Jam menunjukkan pukul 9, aku bersyukur tidak terlalu malam untuk menyelesaikan pekerjaanku. Kulihat pengunjung cafe masih ramai. Tapi aku tetap memutuskan untuk pulang lebih dahulu tanpa menunggu sampai cafe tutup.

"Halo, suruh Ryan kemari." Kataku setelah menutup panggilan telepon. Tak lama orang yang kusebut muncul diruanganku. "Saya pulang duluan,nanti kunci cafe bisa dibawa oleh yang bertugas esok pagi. Istrinya saya tertidur disini, jadi saya tidak mungkin menunggu sampai cafe tutup. Keuangan hari ini saya percayakan sama kamu." Kataku panjang lebar menjelaskan pada stafku. Karena selama ini aku jarang sekali bekerja dikantor cafeku. Aku mempercayakan pada manager kepercayaanku, karena managerku sedang ijin cuti 2 hari. Maka dari itu aku menggantikannya sementara. Lagipula memang ada yang harus aku cek secara langsung. Stafku mengangguk. Setelah stafku keluar. Aku segera menggendong istriku ala bridal style. Dan disaksikan beberapa pasang mata pengunjung cafeku dan juga stafku. Aku tidak peduli, toh ini istriku. Tidak ada salahnya kan. Saat kugendong keluar cafe, istriku meletakkan kepalanya dengan nyaman didadaku. Seolah menemukan bantak ternyaman didunia, bahkan sesekali dia bergumam dalam tidurnya. Dan aku menyukainya.

#

"Sayang, buku agendaku kemana?."

Astaga aku melupakan buku agenda milik istriku, pasti tertinggal di kantor cafeku. "Maaf sayang, sepertinya tertinggal di kantorku kemarin." Kataku.

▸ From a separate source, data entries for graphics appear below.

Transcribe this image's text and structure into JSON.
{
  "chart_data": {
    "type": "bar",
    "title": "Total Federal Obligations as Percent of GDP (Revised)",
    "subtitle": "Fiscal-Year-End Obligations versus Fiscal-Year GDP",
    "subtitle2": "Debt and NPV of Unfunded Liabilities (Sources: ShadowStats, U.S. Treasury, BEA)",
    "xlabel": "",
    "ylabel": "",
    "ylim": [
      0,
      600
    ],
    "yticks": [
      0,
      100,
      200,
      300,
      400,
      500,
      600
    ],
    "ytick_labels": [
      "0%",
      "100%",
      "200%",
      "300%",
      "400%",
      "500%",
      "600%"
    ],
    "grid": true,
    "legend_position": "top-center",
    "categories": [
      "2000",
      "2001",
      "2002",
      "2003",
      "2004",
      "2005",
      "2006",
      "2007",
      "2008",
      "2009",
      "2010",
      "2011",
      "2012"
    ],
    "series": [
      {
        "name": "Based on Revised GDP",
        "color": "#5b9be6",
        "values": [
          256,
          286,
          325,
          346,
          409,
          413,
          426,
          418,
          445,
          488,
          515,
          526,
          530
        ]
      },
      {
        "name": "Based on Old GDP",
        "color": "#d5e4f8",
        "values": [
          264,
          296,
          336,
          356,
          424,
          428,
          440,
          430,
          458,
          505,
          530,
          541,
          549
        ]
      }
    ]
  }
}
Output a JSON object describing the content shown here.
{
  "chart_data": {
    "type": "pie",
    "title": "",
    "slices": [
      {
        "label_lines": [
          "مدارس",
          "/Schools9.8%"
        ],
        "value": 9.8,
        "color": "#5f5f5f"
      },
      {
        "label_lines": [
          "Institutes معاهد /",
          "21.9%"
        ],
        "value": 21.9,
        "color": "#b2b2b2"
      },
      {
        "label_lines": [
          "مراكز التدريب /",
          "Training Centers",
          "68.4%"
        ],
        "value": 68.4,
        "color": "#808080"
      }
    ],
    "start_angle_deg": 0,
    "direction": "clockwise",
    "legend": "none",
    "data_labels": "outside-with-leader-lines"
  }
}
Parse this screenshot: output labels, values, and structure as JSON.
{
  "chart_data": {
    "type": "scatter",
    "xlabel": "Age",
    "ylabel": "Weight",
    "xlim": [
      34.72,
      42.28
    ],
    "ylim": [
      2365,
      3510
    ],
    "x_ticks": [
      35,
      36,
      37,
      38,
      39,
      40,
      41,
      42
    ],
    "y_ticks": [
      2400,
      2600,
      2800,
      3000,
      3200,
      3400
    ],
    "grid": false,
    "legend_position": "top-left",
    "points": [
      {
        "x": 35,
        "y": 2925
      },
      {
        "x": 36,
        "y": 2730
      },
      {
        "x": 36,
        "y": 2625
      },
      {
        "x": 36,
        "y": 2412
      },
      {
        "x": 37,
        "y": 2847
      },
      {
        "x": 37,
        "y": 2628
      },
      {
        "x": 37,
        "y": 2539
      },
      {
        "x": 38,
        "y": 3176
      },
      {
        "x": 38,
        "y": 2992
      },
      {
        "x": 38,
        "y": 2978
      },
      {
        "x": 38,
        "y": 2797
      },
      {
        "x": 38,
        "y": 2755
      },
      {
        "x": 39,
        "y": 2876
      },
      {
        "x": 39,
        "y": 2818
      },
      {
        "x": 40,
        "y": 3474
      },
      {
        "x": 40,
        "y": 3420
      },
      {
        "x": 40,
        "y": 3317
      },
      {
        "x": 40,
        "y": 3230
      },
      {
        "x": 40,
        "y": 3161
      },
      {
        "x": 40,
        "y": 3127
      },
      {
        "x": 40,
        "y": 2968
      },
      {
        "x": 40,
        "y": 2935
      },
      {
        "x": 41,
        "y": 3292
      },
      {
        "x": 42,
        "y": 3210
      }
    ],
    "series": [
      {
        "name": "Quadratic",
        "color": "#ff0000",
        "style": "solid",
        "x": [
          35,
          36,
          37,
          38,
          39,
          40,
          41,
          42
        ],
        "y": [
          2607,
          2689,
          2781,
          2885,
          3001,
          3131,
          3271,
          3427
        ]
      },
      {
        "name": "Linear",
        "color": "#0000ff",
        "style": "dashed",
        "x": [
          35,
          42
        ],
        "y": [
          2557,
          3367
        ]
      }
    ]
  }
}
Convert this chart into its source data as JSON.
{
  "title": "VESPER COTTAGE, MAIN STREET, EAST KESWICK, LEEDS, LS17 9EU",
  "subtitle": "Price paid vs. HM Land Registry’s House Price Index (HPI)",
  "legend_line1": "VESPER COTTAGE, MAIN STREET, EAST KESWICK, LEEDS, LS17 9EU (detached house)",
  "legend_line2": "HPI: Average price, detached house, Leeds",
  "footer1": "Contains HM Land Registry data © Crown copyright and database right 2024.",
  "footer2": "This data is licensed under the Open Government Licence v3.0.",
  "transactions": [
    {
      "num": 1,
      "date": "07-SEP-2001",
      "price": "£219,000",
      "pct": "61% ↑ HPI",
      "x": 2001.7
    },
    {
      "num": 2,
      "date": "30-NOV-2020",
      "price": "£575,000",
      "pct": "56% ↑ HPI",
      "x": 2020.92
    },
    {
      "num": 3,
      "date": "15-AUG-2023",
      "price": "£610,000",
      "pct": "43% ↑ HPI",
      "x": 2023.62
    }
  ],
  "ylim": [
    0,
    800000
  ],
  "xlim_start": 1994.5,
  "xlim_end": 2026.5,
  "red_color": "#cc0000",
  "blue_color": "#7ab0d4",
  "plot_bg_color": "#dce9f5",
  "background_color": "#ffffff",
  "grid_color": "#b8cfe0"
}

"Yaahh, padahal di salah satu buku itu ada punya Mala. Hari ini aku janji mau balikin."

"Ya sudah, kita ambil dulu. Ayo kuantar." Tawarku. Dan dia mengangguk setuju.

Mobil melaju dengan kecepatan normal menuju arah cafeku. Sesampainya di depan cafe, aku memilih menunggu diluar cafeku, sedang Cinta masuk sendiri kedalam cafe. Hanya mengambil buku agendanya yang tertinggal, dia juga tidak mau kuantar. Aku sibuk dengan hp ku, saat aku melihat Cinta sudah berada di pinggir jalan hendak menyebrang. Kulihat ada mobil hitam melaju dengan kencang kearahnya, Cinta tidak melihatnya.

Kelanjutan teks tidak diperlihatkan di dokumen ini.